The European Union (EU) has pledged €225m ($240m; £191m) in aid to The Gambia as part of its effort to become a "privileged partner" of the West African nation. The announcement came weeks after new President Adama Barrow returned to his country from Senegal following the peaceful end of a a post-election political crisis.
"The EU is fully committed to engage with President Barrow and his Government. We want to be a privileged partner of The New Gambia," the EU said in a statement.
"In addition to the €75 million package of immediate support signed today, we are already preparing a medium term package of €150 million, which will focus on building the capacities of the State and on job creation."
Barrow and the EU commissioner for international cooperation and development, Neven Mimica, met in the capital Banjul.

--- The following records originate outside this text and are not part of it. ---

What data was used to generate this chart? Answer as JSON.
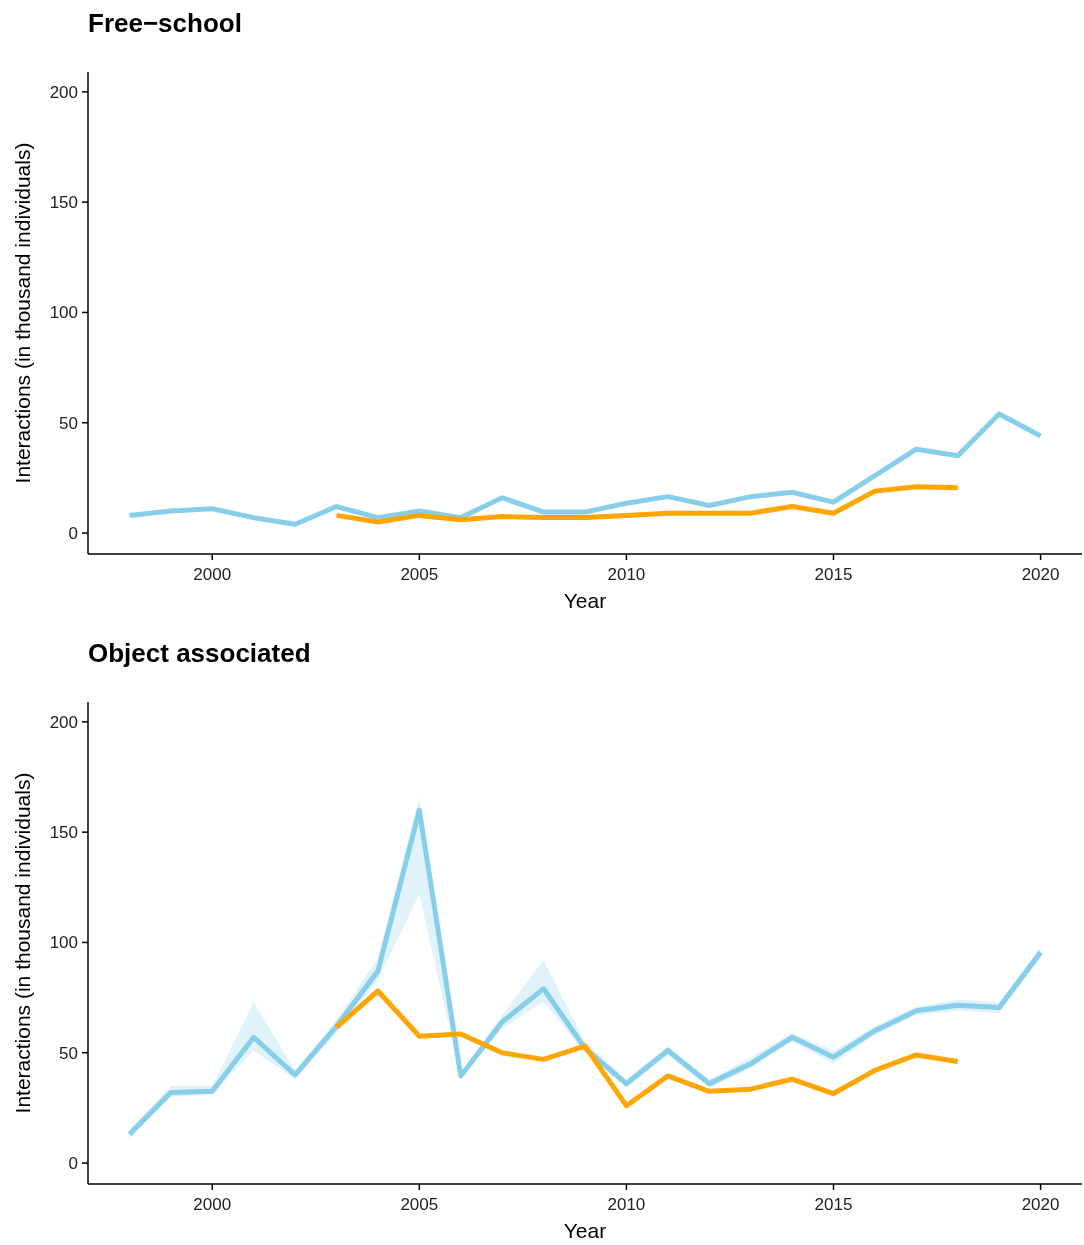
{
  "chart_data": [
    {
      "type": "line",
      "title": "Free−school",
      "xlabel": "Year",
      "ylabel": "Interactions (in thousand individuals)",
      "xlim": [
        1997,
        2021
      ],
      "xticks": [
        2000,
        2005,
        2010,
        2015,
        2020
      ],
      "ylim": [
        -9.5,
        209
      ],
      "yticks": [
        0,
        50,
        100,
        150,
        200
      ],
      "grid": false,
      "line_style": "solid",
      "marker": "none",
      "series": [
        {
          "color": "#87ceeb",
          "x": [
            1998,
            1999,
            2000,
            2001,
            2002,
            2003,
            2004,
            2005,
            2006,
            2007,
            2008,
            2009,
            2010,
            2011,
            2012,
            2013,
            2014,
            2015,
            2016,
            2017,
            2018,
            2019,
            2020
          ],
          "values": [
            8,
            10,
            11,
            7,
            4,
            12,
            7,
            10,
            7,
            16,
            9.5,
            9.5,
            13.5,
            16.5,
            12.5,
            16.5,
            18.5,
            14,
            26,
            38,
            35,
            54,
            44
          ]
        },
        {
          "color": "#ffa500",
          "x": [
            2003,
            2004,
            2005,
            2006,
            2007,
            2008,
            2009,
            2010,
            2011,
            2012,
            2013,
            2014,
            2015,
            2016,
            2017,
            2018
          ],
          "values": [
            8,
            5,
            8,
            6,
            7.5,
            7,
            7,
            8,
            9,
            9,
            9,
            12,
            9,
            19,
            21,
            20.5
          ]
        }
      ]
    },
    {
      "type": "line",
      "title": "Object associated",
      "xlabel": "Year",
      "ylabel": "Interactions (in thousand individuals)",
      "xlim": [
        1997,
        2021
      ],
      "xticks": [
        2000,
        2005,
        2010,
        2015,
        2020
      ],
      "ylim": [
        -9.5,
        209
      ],
      "yticks": [
        0,
        50,
        100,
        150,
        200
      ],
      "grid": false,
      "line_style": "solid",
      "marker": "none",
      "series": [
        {
          "color": "#87ceeb",
          "x": [
            1998,
            1999,
            2000,
            2001,
            2002,
            2003,
            2004,
            2005,
            2006,
            2007,
            2008,
            2009,
            2010,
            2011,
            2012,
            2013,
            2014,
            2015,
            2016,
            2017,
            2018,
            2019,
            2020
          ],
          "values": [
            13,
            32,
            32.5,
            57,
            40,
            62,
            87,
            160,
            39.5,
            64,
            79,
            52,
            36,
            51,
            36,
            45,
            57,
            48,
            60,
            69,
            71.5,
            70.5,
            95.5
          ],
          "lower": [
            11,
            30,
            31,
            51,
            38,
            59,
            83,
            122,
            38,
            61,
            73,
            50,
            34,
            49,
            34,
            43,
            55,
            45,
            58,
            67,
            69,
            68,
            93
          ],
          "upper": [
            15,
            35,
            35,
            73,
            42,
            65,
            93,
            166,
            41,
            67,
            92,
            55,
            38,
            53,
            38,
            48,
            59,
            51,
            62,
            71,
            74,
            73,
            98
          ]
        },
        {
          "color": "#ffa500",
          "x": [
            2003,
            2004,
            2005,
            2006,
            2007,
            2008,
            2009,
            2010,
            2011,
            2012,
            2013,
            2014,
            2015,
            2016,
            2017,
            2018
          ],
          "values": [
            61.5,
            78,
            57.5,
            58.5,
            50,
            47,
            53,
            26,
            39.5,
            32.5,
            33.5,
            38,
            31.5,
            42,
            49,
            46
          ]
        }
      ]
    }
  ]
}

"The visit is a clear signal of the EU's readiness to provide immediate financial and technical support to the democratic process in The Gambia," Mimica was quoted by Reuters as saying.
Following the meeting, Barrow said his country also needed emergency budget support to restore its crippled economy burdened by youth unemployment of more than 40%.
"What we have inherited is an economy that is virtually bankrupt and in need of immediate [restoration]," Barrow said.
Jammeh, who ruled the country for 22 years, lost presidential election in December 2016. However, Gambia witnessed a political stand-off when he refused to relinquish power.
Barrow, who returned to Banjul in January, said in an exclusive interview with IBTimes UK he was ready to rebuild a New Gambia through democratic principles.
The leader, a former businessman who lived in London for three years, pledged to strengthen relations between Gambia and the UK by, among other things, rejoining the Commonwealth and promoting foreign investments.
Barrow also intends to revert Jammeh's decision to pull out from the International Criminal Court (ICC).